Per provare a immaginare la sorpresa, anzi lo shock, dell'arrivo in Tv di un secondo telegiornale nel 1976, bisognerebbe mettersi in una macchina del tempo, anche emotiva. Fu comunque un trauma buono perché mostrò che si poteva aprire una seconda finestra sull'Italia e sul mondo. Il Tg1 era stato sempre gestito dalla Democrazia Cristiana ed era stato sempre ufficiale e paludato. Ma nel 1976, nell'Hotel Midas sulla via Aurelia, Bettino Craxi era riuscito a conquistare la segreteria del Partito socialista e cominciò la rivoluzione di una nuova sinistra moderna di cui il Tg2 diventò il manifesto.
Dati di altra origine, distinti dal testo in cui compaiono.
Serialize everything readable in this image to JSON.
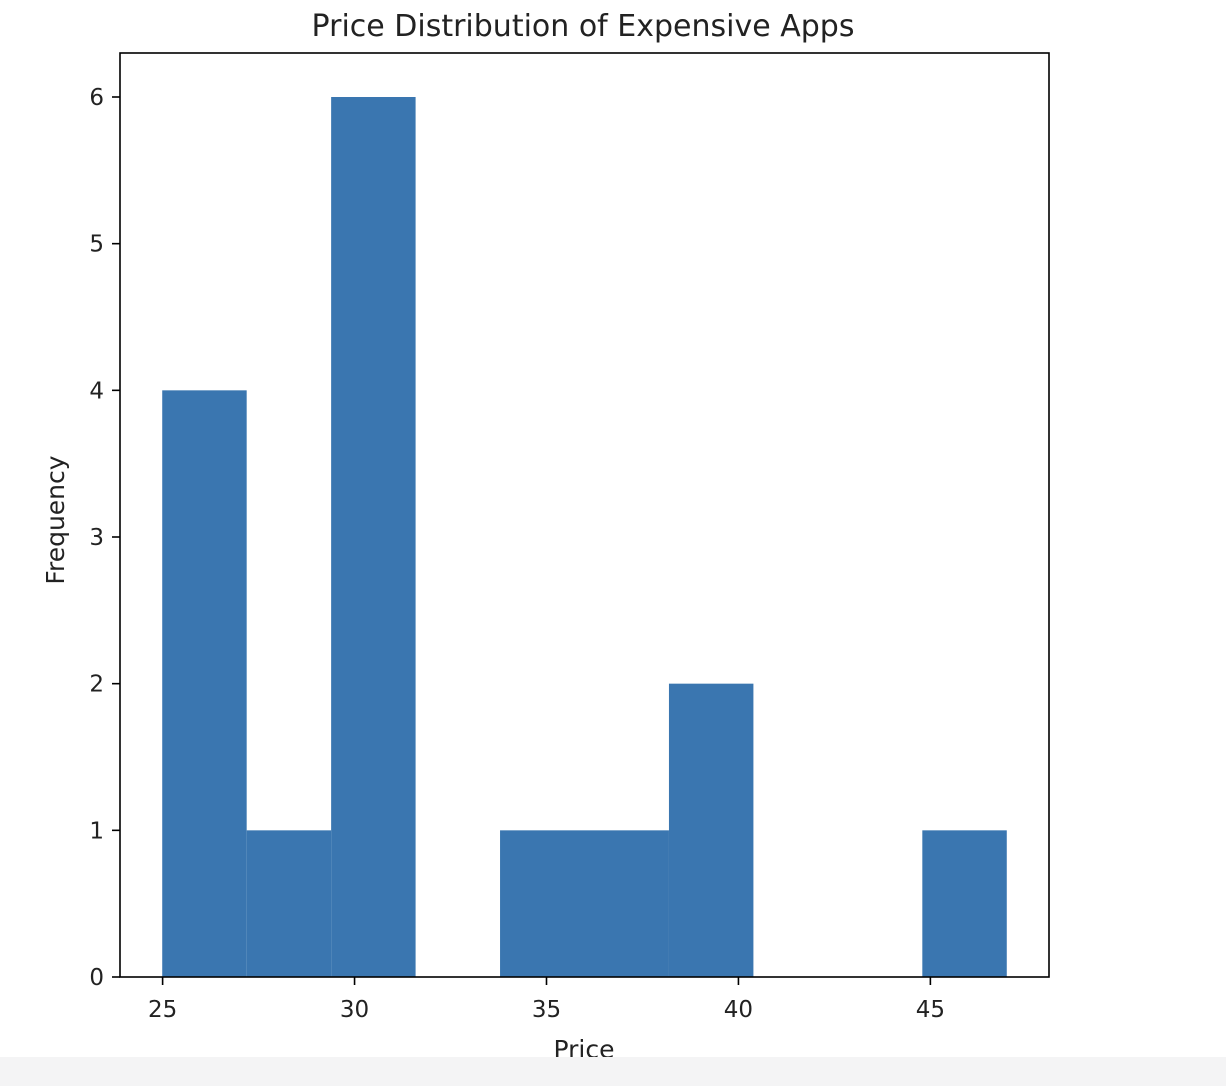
{
  "chart_data": {
    "type": "bar",
    "subtype": "histogram",
    "title": "Price Distribution of Expensive Apps",
    "xlabel": "Price",
    "ylabel": "Frequency",
    "bins": [
      {
        "start": 24.99,
        "end": 27.19,
        "count": 4
      },
      {
        "start": 27.19,
        "end": 29.39,
        "count": 1
      },
      {
        "start": 29.39,
        "end": 31.59,
        "count": 6
      },
      {
        "start": 31.59,
        "end": 33.79,
        "count": 0
      },
      {
        "start": 33.79,
        "end": 35.99,
        "count": 1
      },
      {
        "start": 35.99,
        "end": 38.19,
        "count": 1
      },
      {
        "start": 38.19,
        "end": 40.39,
        "count": 2
      },
      {
        "start": 40.39,
        "end": 42.59,
        "count": 0
      },
      {
        "start": 42.59,
        "end": 44.79,
        "count": 0
      },
      {
        "start": 44.79,
        "end": 46.99,
        "count": 1
      }
    ],
    "xticks": [
      25,
      30,
      35,
      40,
      45
    ],
    "yticks": [
      0,
      1,
      2,
      3,
      4,
      5,
      6
    ],
    "xlim": [
      23.89,
      48.09
    ],
    "ylim": [
      0,
      6.3
    ],
    "grid": false,
    "bar_color": "#3a76b0"
  }
}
Un giornale di cronache in diretta e di audacia laica, diretto da Andrea Barbato che rinunciò ad andare a Repubblica di Eugenio Scalfari come condirettore. Decenni di dominio del Tg1 aveva creato il cliché della testata di governo, con commentatori schierati contro Craxi come Enzo Biagi e Claudio Angelini. Il Tg2 portò in video giornalisti giovani e dinamici, di area socialista o radicale: l'opposto dei "mezzobusto" impassibili, ufficiali e in doppiopetto. Furono schierate facce e talenti nuovi, giornalisti, intellettuali con un prestigio personale come Piero Angela che conduceva con grande disinvoltura il Tg alternandosi a Mario Pastore. E poi, novità assoluta, le prime donne conduttrici: Lilli Gruber e Carmen Lasorella.
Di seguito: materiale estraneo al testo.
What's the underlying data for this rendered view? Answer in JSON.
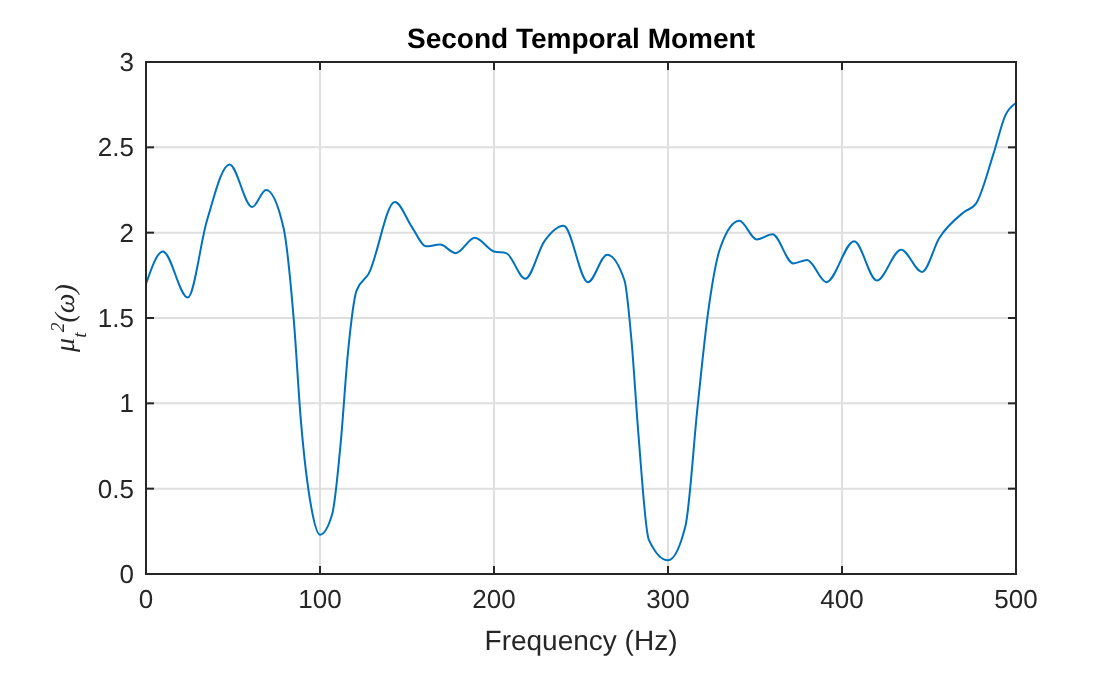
{
  "chart_data": {
    "type": "line",
    "title": "Second Temporal Moment",
    "xlabel": "Frequency (Hz)",
    "ylabel": "μ$_{t}$$^{2}$(ω)",
    "xlim": [
      0,
      500
    ],
    "ylim": [
      0,
      3
    ],
    "xticks": [
      0,
      100,
      200,
      300,
      400,
      500
    ],
    "yticks": [
      0,
      0.5,
      1,
      1.5,
      2,
      2.5,
      3
    ],
    "grid": true,
    "series": [
      {
        "color": "#0072bd",
        "x": [
          0,
          9.7,
          24,
          35,
          48,
          61,
          69,
          79,
          85,
          89,
          95,
          100,
          107,
          112,
          116,
          121,
          128,
          143,
          153,
          161,
          169,
          178,
          189,
          200,
          207,
          218,
          229,
          240,
          254,
          265,
          275,
          279,
          283,
          289,
          300,
          310,
          317,
          323,
          330,
          341,
          351,
          360,
          372,
          380,
          391,
          407,
          420,
          434,
          446,
          456,
          470,
          477,
          487,
          494,
          500
        ],
        "values": [
          1.7,
          1.89,
          1.62,
          2.07,
          2.4,
          2.15,
          2.25,
          2.03,
          1.48,
          0.9,
          0.39,
          0.23,
          0.35,
          0.78,
          1.29,
          1.66,
          1.76,
          2.18,
          2.03,
          1.92,
          1.93,
          1.88,
          1.97,
          1.89,
          1.88,
          1.73,
          1.95,
          2.04,
          1.71,
          1.87,
          1.72,
          1.37,
          0.82,
          0.2,
          0.08,
          0.28,
          0.98,
          1.53,
          1.91,
          2.07,
          1.96,
          1.99,
          1.82,
          1.84,
          1.71,
          1.95,
          1.72,
          1.9,
          1.77,
          1.97,
          2.12,
          2.17,
          2.46,
          2.69,
          2.76
        ]
      }
    ]
  }
}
Come vice del direttore Alberto La Volpe arrivò un giovane ricciuto e vulcanico: Enrico Mentana che poi diresse lo stesso Tg2 prima di spiccare il salto verso Mediaset per dirigere il Tg5, oggi diretto da Clemente Mimun, anche lui proveniente dall'argenteria della Rai.
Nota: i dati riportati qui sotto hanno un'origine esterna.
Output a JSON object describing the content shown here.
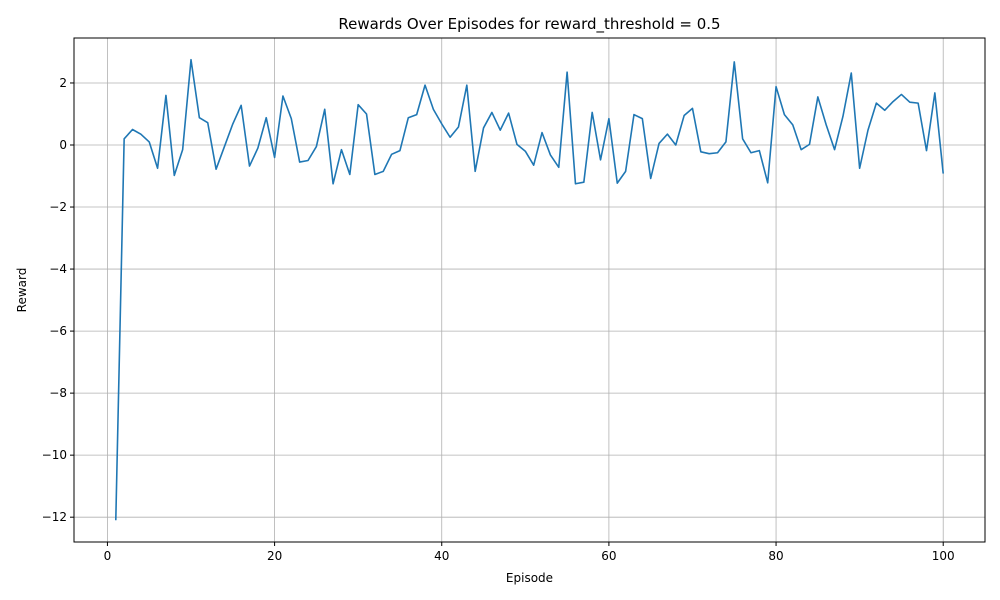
{
  "chart_data": {
    "type": "line",
    "title": "Rewards Over Episodes for reward_threshold = 0.5",
    "xlabel": "Episode",
    "ylabel": "Reward",
    "xlim": [
      -4,
      105
    ],
    "ylim": [
      -12.8,
      3.45
    ],
    "xticks": [
      0,
      20,
      40,
      60,
      80,
      100
    ],
    "yticks": [
      -12,
      -10,
      -8,
      -6,
      -4,
      -2,
      0,
      2
    ],
    "grid": true,
    "series": [
      {
        "color": "#1f77b4",
        "x": [
          1,
          2,
          3,
          4,
          5,
          6,
          7,
          8,
          9,
          10,
          11,
          12,
          13,
          14,
          15,
          16,
          17,
          18,
          19,
          20,
          21,
          22,
          23,
          24,
          25,
          26,
          27,
          28,
          29,
          30,
          31,
          32,
          33,
          34,
          35,
          36,
          37,
          38,
          39,
          40,
          41,
          42,
          43,
          44,
          45,
          46,
          47,
          48,
          49,
          50,
          51,
          52,
          53,
          54,
          55,
          56,
          57,
          58,
          59,
          60,
          61,
          62,
          63,
          64,
          65,
          66,
          67,
          68,
          69,
          70,
          71,
          72,
          73,
          74,
          75,
          76,
          77,
          78,
          79,
          80,
          81,
          82,
          83,
          84,
          85,
          86,
          87,
          88,
          89,
          90,
          91,
          92,
          93,
          94,
          95,
          96,
          97,
          98,
          99,
          100
        ],
        "y": [
          -12.1,
          0.2,
          0.5,
          0.35,
          0.1,
          -0.75,
          1.6,
          -0.98,
          -0.15,
          2.75,
          0.88,
          0.72,
          -0.78,
          -0.05,
          0.68,
          1.28,
          -0.68,
          -0.1,
          0.88,
          -0.4,
          1.58,
          0.85,
          -0.55,
          -0.5,
          -0.05,
          1.15,
          -1.25,
          -0.15,
          -0.95,
          1.3,
          1.0,
          -0.95,
          -0.85,
          -0.3,
          -0.18,
          0.88,
          0.98,
          1.93,
          1.15,
          0.68,
          0.25,
          0.58,
          1.93,
          -0.85,
          0.55,
          1.05,
          0.48,
          1.03,
          0.02,
          -0.2,
          -0.65,
          0.4,
          -0.32,
          -0.72,
          2.35,
          -1.25,
          -1.2,
          1.05,
          -0.48,
          0.85,
          -1.23,
          -0.85,
          0.98,
          0.85,
          -1.08,
          0.05,
          0.35,
          0.0,
          0.95,
          1.18,
          -0.22,
          -0.28,
          -0.25,
          0.1,
          2.68,
          0.2,
          -0.25,
          -0.18,
          -1.22,
          1.88,
          0.98,
          0.65,
          -0.15,
          0.02,
          1.55,
          0.65,
          -0.15,
          0.92,
          2.32,
          -0.75,
          0.48,
          1.35,
          1.12,
          1.4,
          1.63,
          1.38,
          1.35,
          -0.18,
          1.68,
          -0.92
        ]
      }
    ]
  }
}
Avevamo tutti mezzo secolo di meno e tutto era frugale: l'ufficio del direttore del Tg2 era poco più grande di uno sgabuzzino delle scope, in cui però l'aria era molto elettrica, vitale, e il lavoro dei giornalisti era, come deve essere, anche improvvisato per trasmettere così al pubblico l'aria di autenticità che è tipica dello strumento televisivo. Quando pubblicai su Repubblica l'intervista al ministro Evangelisti che spiegava come "Qui avemo rubbato tutti", il Tg2 spedì una troupe al centro culturale del Psi - allora diretto da Paolo Flores D'Arcais - che trasmise in diretta e tutta l'Italia ebbe il primo anticipo giornalistico di quella che sarebbe diventata Tangentopoli. C'era aria nuova e anche di rivincita. Se il primo partito di governo, la Dc, si era sentita in diritto di guidare il più potente giornale televisivo, i socialisti puntarono i piedi per avere il loro. E che fosse laico e aperto a tutta la sinistra non comunista. Quello comunista sarebbe arrivato poco dopo, come risarcimento al Pci per non poter entrare nei governi di coalizione.
E sarà il Tg3, diretto da Sandro Curzi, vecchio sindacalista comunista, e soprannominato ironicamente "Tele Kabul" perché l'Unione Sovietica aveva invaso l'Afghanistan per riportare l'ordine sovietico a Kabul. Era cominciata una stagione nuova e libertaria in tv e il gradimento fu alto.